3. UK DATA (Figure 2c)
   - Source: UK Home Office
   - File: UK-citizenship-datasets-sep-2025.xlsx
   - Contains naturalisation data by sex and application type

4. SWITZERLAND DATA (Figure 2b)
   - Downloaded automatically via the BFS R package
   - Asset number: 36074743
   - Source: Swiss Federal Statistical Office
   - No manual download required but data can be manually imported into session with file px-x-0103030100_101.px included in the replication package

================================================================================
INSTRUCTIONS FOR USE
================================================================================

STEP 1: Set up your working directory
   - Create a new folder for this replication package
   - Place all files from this package in that folder
   - Set this folder as your working directory in R using:
     setwd("path/to/your/folder")

STEP 2: Install required packages
   - Run the installation command listed in SOFTWARE REQUIREMENTS above
   - This only needs to be done once

STEP 3: Run the replication script
   - Open dataviz_replication.R in RStudio or your preferred R environment
   - Run the entire script, or run sections individually to reproduce specific figures

STEP 4: Review outputs
   The script will generate the following figure files:
   
   - Fig.nat_rates_sex_country_mean.jpeg  (Figure 1)
     Mean citizenship acquisition rates across 33 European countries, 2009-2023
   
   - Fig2a_DE_marriage_share_by_sex.png   (Figure 2a)
     Share of marriage-based naturalisations in Germany by sex
   
   - Fig2b_CH_marriage_share_by_sex.png   (Figure 2b)
     Share of marriage-based naturalisations in Switzerland by sex
   
   - Fig2c_UK_marriage_share_by_sex.png   (Figure 2c)
     Share of marriage-based naturalisations in UK by sex
   
   - Fig2_UK_CH_DE_marriage_share_by_sex.png  (Figure 2 combined)
     Combined plot showing all three countries

================================================================================
EXPECTED RUNTIME
================================================================================

The complete script should run in approximately 2-5 minutes on a standard 
desktop computer, depending on internet connection speed (for automated 
data downloads) and system specifications.

================================================================================
FIGURE DESCRIPTIONS
================================================================================

FIGURE 1: Eurostat naturalisation rates by sex
   - Displays mean citizenship acquisition rates for women and men across 
     33 European countries for the period 2009-2023
   - Data source: Eurostat (migr_acqs)
   - Format: JPEG (20 x 8 inches, 400 dpi)

FIGURE 2: Marriage-based naturalisation shares by sex
   - Three-country comparison (Germany, Switzerland, UK) showing the 
     proportion of naturalisations granted through marriage-based pathways
   - Separate panels for women and men
   - Includes mean share lines for each sex-country combination
   
   Figure 2a (Germany): 
   - Note: German statistics include spousal transfer (§9 StAG) and 
     co-naturalisation by spouses and minor children (§10 Abs.2 StAG)
   
   Figure 2b (Switzerland):
   - Compares "Simplified naturalisation" vs "Ordinary naturalisation"
   
   Figure 2c (UK):
   - Compares "Naturalisation based on marriage" vs 
     "Naturalisation based on residence"

================================================================================
NOTES AND CAVEATS
================================================================================

1. German data requires manual download.

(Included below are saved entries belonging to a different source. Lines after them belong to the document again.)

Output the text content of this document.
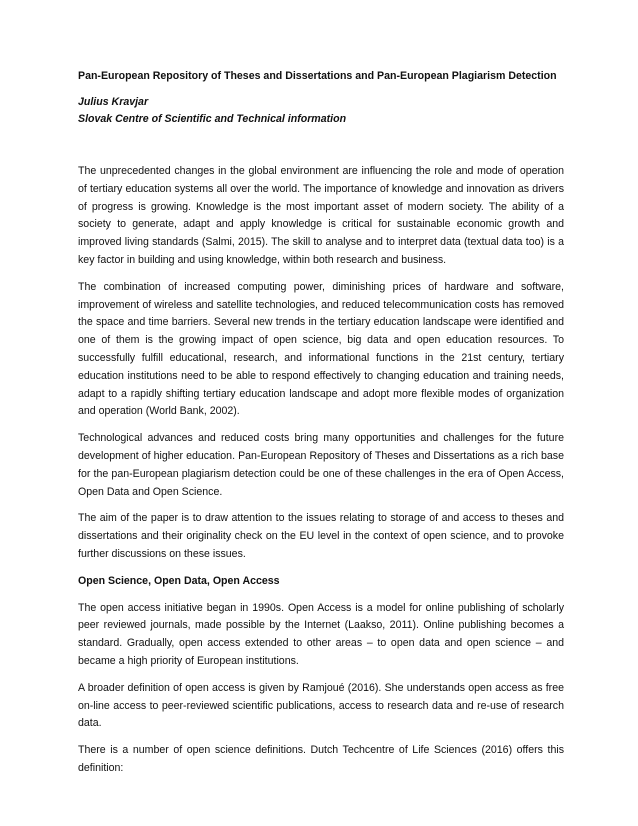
Pan-European Repository of Theses and Dissertations and Pan-European Plagiarism Detection
Julius Kravjar
Slovak Centre of Scientific and Technical information

The unprecedented changes in the global environment are influencing the role and mode of operation of tertiary education systems all over the world. The importance of knowledge and innovation as drivers of progress is growing. Knowledge is the most important asset of modern society. The ability of a society to generate, adapt and apply knowledge is critical for sustainable economic growth and improved living standards (Salmi, 2015). The skill to analyse and to interpret data (textual data too) is a key factor in building and using knowledge, within both research and business.

The combination of increased computing power, diminishing prices of hardware and software, improvement of wireless and satellite technologies, and reduced telecommunication costs has removed the space and time barriers. Several new trends in the tertiary education landscape were identified and one of them is the growing impact of open science, big data and open education resources. To successfully fulfill educational, research, and informational functions in the 21st century, tertiary education institutions need to be able to respond effectively to changing education and training needs, adapt to a rapidly shifting tertiary education landscape and adopt more flexible modes of organization and operation (World Bank, 2002).

Technological advances and reduced costs bring many opportunities and challenges for the future development of higher education. Pan-European Repository of Theses and Dissertations as a rich base for the pan-European plagiarism detection could be one of these challenges in the era of Open Access, Open Data and Open Science.

The aim of the paper is to draw attention to the issues relating to storage of and access to theses and dissertations and their originality check on the EU level in the context of open science, and to provoke further discussions on these issues.

Open Science, Open Data, Open Access

The open access initiative began in 1990s. Open Access is a model for online publishing of scholarly peer reviewed journals, made possible by the Internet (Laakso, 2011). Online publishing becomes a standard. Gradually, open access extended to other areas – to open data and open science – and became a high priority of European institutions.

A broader definition of open access is given by Ramjoué (2016). She understands open access as free on-line access to peer-reviewed scientific publications, access to research data and re-use of research data.

There is a number of open science definitions. Dutch Techcentre of Life Sciences (2016) offers this definition:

If you need to update the German 
   data, follow the detailed instructions in lines 111-129 of the R script.

2. The script filters for adults (age 18+) in the Switzerland data.

3. Some German data points contain "e" markers (indicating estimated values) 
   which are converted to NA in the cleaning process.

4. UK data is filtered to include only "Female" and "Male" categories, 
   excluding any "Total" or other aggregate categories.

5. Internet connection required for:
   - Downloading Eurostat data (Figure 1)
   - Downloading Swiss data (Figure 2b)

6. The script uses greyscale colour schemes for all plots (grey30 and grey70).

================================================================================
TROUBLESHOOTING
================================================================================

Problem: Package installation errors
Solution: Ensure you have the latest version of R installed. Try installing 
          packages individually if batch installation fails.

Problem: "File not found" errors
Solution: Verify that all data files are in your working directory and that 
          you have set the working directory correctly using setwd().

Problem: Eurostat data download fails
Solution: Check your internet connection. The eurostat package may occasionally 
          experience server issues; try again later if problems persist.

Problem: Swiss data download fails
Solution: Check internet connection and verify that the BFS package is 
          correctly installed and loaded.

Problem: Plots appear with incorrect formatting
Solution: Ensure all required fonts are available on your system. The script 
          uses standard R fonts which should be available on most systems.

================================================================================
CITATION
================================================================================

If you use this replication package, please cite:

Mantha-Hollands, Ashley and Maarten Vink. 2026. "Sex-Disaggregated Citizenship 
Statistics: Data Gaps and Why These Matter." Replication materials for manuscript under review. Harvard Dataverse, https://doi.org/10.7910/DVN/NL0M4Z.

================================================================================
CONTACT INFORMATION
================================================================================

For questions or issues related to this replication package, please contact:

maarten.vink@eui.eu

================================================================================
VERSION HISTORY
================================================================================

Version 1.0 (January 2026)
- Initial release for manuscript submission

================================================================================
LICENSE
================================================================================

Data sources retain their original licenses:
- Eurostat data: Free to use with attribution
- DESTATIS data: Licensed under the Data Licence Germany
- UK Home Office data: Open Government Licence
- Swiss Federal Statistical Office data: Free to use with attribution
All sources cited in the paper.
================================================================================